Our colleagues at the PEN American Center published this interview yesterday with our Director, Jo Glanville.
Last week, English PEN joined a coalition of human rights groups to launch a legal challenge against the actions of the United Kingdom’s Government Communication Headquarters (GCHQ), alleging it has illegally intruded on the privacy of millions of British and European citizens. Together with Big Brother Watch, Open Rights Group, and German internet activist Constanze Kurz, English PEN filed papers at the European Court of Human Rights against the UK Government for its collection of vast amounts of data leaving or entering the UK, including the content of emails and social media messages. We connected with Jo Glanville, Executive Director of English PEN, to find out more about this landmark lawsuit and how surveillance has been received by the British public.
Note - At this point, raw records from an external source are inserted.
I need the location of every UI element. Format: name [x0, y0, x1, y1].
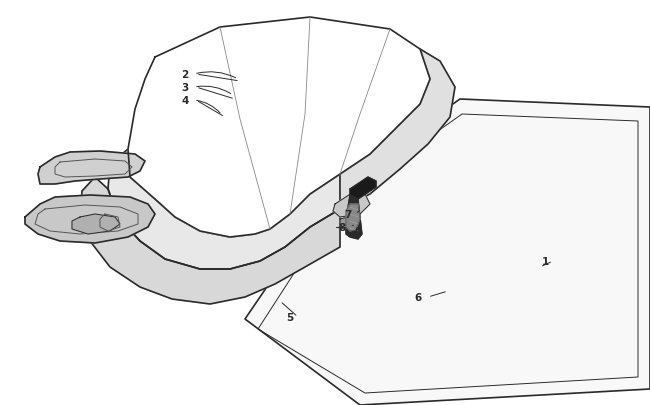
Polygon shape	[340, 217, 348, 230]
Polygon shape	[108, 149, 340, 269]
Polygon shape	[128, 18, 430, 237]
Text: 0: 0	[354, 226, 361, 237]
Polygon shape	[245, 100, 650, 405]
Text: 7: 7	[344, 209, 352, 220]
Polygon shape	[38, 151, 145, 185]
Polygon shape	[72, 215, 120, 234]
Polygon shape	[346, 196, 362, 239]
Polygon shape	[340, 50, 455, 209]
Text: 6: 6	[415, 292, 422, 302]
Text: 2: 2	[181, 70, 188, 80]
Text: 5: 5	[287, 312, 294, 322]
Text: 4: 4	[181, 96, 188, 106]
Text: 8: 8	[339, 222, 346, 232]
Polygon shape	[80, 177, 340, 304]
Text: 1: 1	[541, 256, 549, 266]
Polygon shape	[25, 196, 155, 243]
Polygon shape	[350, 177, 376, 200]
Text: 3: 3	[181, 83, 188, 93]
Polygon shape	[333, 192, 370, 217]
Polygon shape	[346, 205, 360, 231]
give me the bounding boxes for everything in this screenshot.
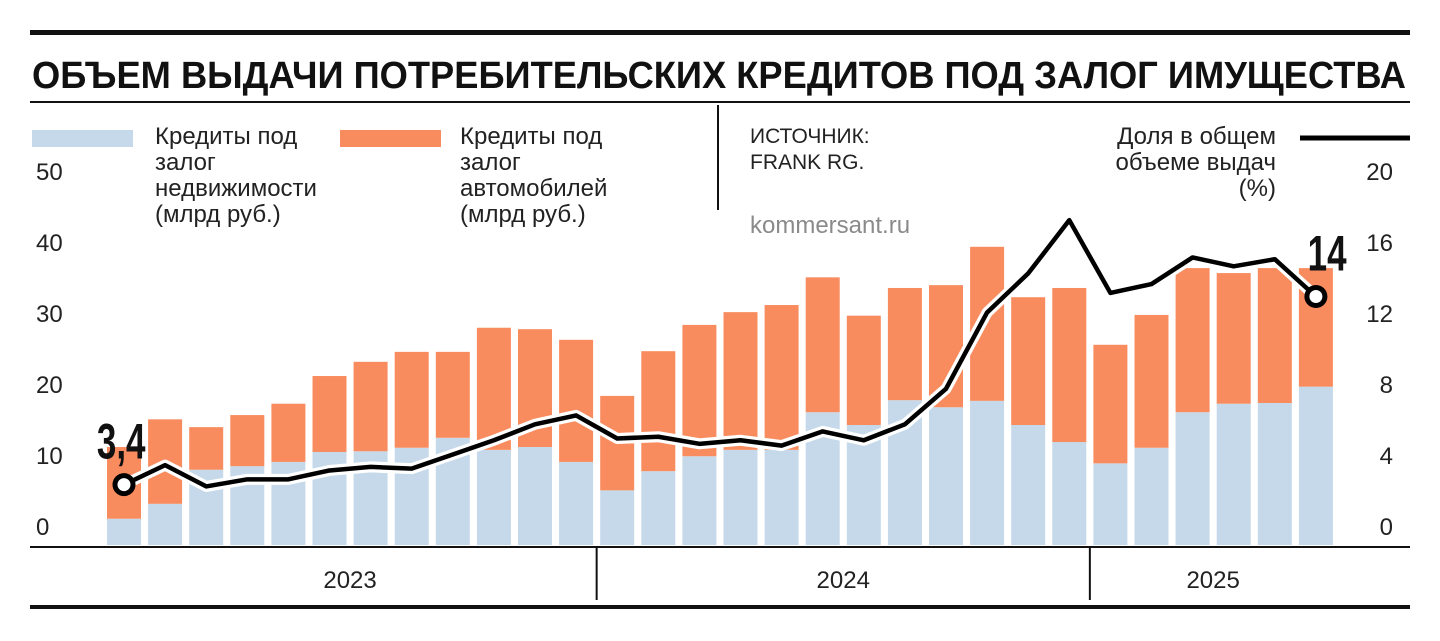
x-group-label: 2023	[323, 567, 376, 594]
bar	[435, 351, 470, 438]
bar	[1175, 412, 1210, 545]
bar	[641, 351, 676, 472]
bar	[641, 471, 676, 545]
line	[123, 217, 1318, 489]
y-tick-label: 10	[36, 443, 63, 470]
legend-label: Кредиты под залог недвижимости (млрд руб…	[155, 123, 317, 228]
legend-label: Кредиты под залог автомобилей (млрд руб.…	[460, 123, 608, 228]
bar	[1216, 273, 1251, 404]
source: ИСТОЧНИК: FRANK RG.	[750, 125, 870, 174]
bar	[518, 447, 552, 545]
legend-swatch	[340, 130, 441, 147]
bar	[1216, 403, 1251, 545]
bar	[1093, 344, 1128, 464]
y2-tick-label: 4	[1380, 443, 1393, 470]
watermark: kommersant.ru	[750, 212, 910, 239]
bar	[107, 518, 141, 545]
bar	[1175, 268, 1210, 413]
bar	[1134, 447, 1169, 545]
y2-tick-label: 16	[1366, 230, 1393, 257]
bottom-rule	[30, 605, 1410, 609]
bar	[805, 277, 840, 413]
legend-swatch	[32, 130, 133, 147]
bar	[970, 400, 1005, 545]
y2-tick-label: 20	[1366, 159, 1393, 186]
bar	[1298, 386, 1333, 545]
bar	[353, 361, 388, 452]
data-label: 3,4	[97, 415, 146, 471]
bar	[723, 449, 758, 545]
bar	[271, 403, 306, 462]
y-tick-label: 30	[36, 301, 63, 328]
bar	[559, 339, 594, 462]
y-tick-label: 40	[36, 230, 63, 257]
data-label: 14	[1308, 226, 1347, 282]
bar	[394, 351, 429, 448]
line-marker	[112, 473, 136, 497]
bar	[929, 407, 963, 545]
bar	[312, 376, 347, 452]
y-tick-label: 20	[36, 372, 63, 399]
bar	[723, 312, 758, 450]
y2-tick-label: 12	[1366, 301, 1393, 328]
bar	[682, 324, 717, 457]
line-marker	[1304, 285, 1328, 308]
top-rule	[30, 30, 1410, 35]
y2-tick-label: 0	[1380, 514, 1393, 541]
bar	[846, 315, 881, 426]
y-tick-label: 0	[36, 514, 49, 541]
bar	[764, 305, 799, 450]
bar	[1011, 425, 1046, 545]
chart-title: ОБЪЕМ ВЫДАЧИ ПОТРЕБИТЕЛЬСКИХ КРЕДИТОВ ПО…	[32, 55, 1406, 97]
bar	[682, 456, 717, 545]
bar	[148, 503, 183, 545]
bar	[476, 327, 511, 450]
y2-tick-label: 8	[1380, 372, 1393, 399]
bar	[559, 461, 594, 545]
bar	[1093, 463, 1128, 545]
bar	[476, 449, 511, 545]
bar	[1011, 297, 1046, 426]
bar	[230, 415, 265, 467]
bar	[1257, 403, 1292, 545]
y-tick-label: 50	[36, 159, 63, 186]
bar	[1052, 287, 1087, 443]
bar	[189, 427, 224, 470]
bar	[887, 287, 922, 401]
bar	[1134, 314, 1169, 448]
x-group-label: 2025	[1186, 567, 1239, 594]
bar	[1052, 442, 1087, 545]
bar	[764, 449, 799, 545]
axis-line	[30, 546, 1410, 548]
bar	[1257, 268, 1292, 403]
bar	[600, 490, 635, 545]
legend-label: Доля в общем объеме выдач (%)	[1115, 123, 1277, 202]
title-rule	[30, 101, 1410, 103]
x-group-label: 2024	[817, 567, 870, 594]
Please explain the new lawsuit to PEN’s readers in your own words.
English PEN has launched a legal challenge to the UK’s internet surveillance activities (known as the Tempora program) at the European Court of Human Rights, in partnership with Open Rights Group, Big Brother Watch and Constanze Kurz, a German academic and activist. We’re arguing that the government’s unchecked surveillance of our communications is a breach of our right to privacy under Article 8 of the European Convention on Human Rights. Privacy is a necessary condition for freedom of expression: you cannot communicate and express yourself freely online, unless you can be sure that what you write is confidential. For English PEN, as an organization that campaigns for freedom of expression, and for writers, this case is therefore critical.
Internet surveillance in the UK is regulated by the Regulation of Investigatory Powers Act (RIPA). The government has been able to bypass the protection of the law when collecting data that’s external to the UK (where the sender or receiver is outside the country). Global warrants appear to have been granted on a rolling basis, and have not been targeted. There is also a very broad definition for national security, which gives a licence for harvesting a worryingly wide range of material.
There is no domestic remedy for this surveillance in our domestic courts: only a tribunal that meets mostly in secret and there is no possibility of appealing to a higher court. That’s why we’re turning to the European Court.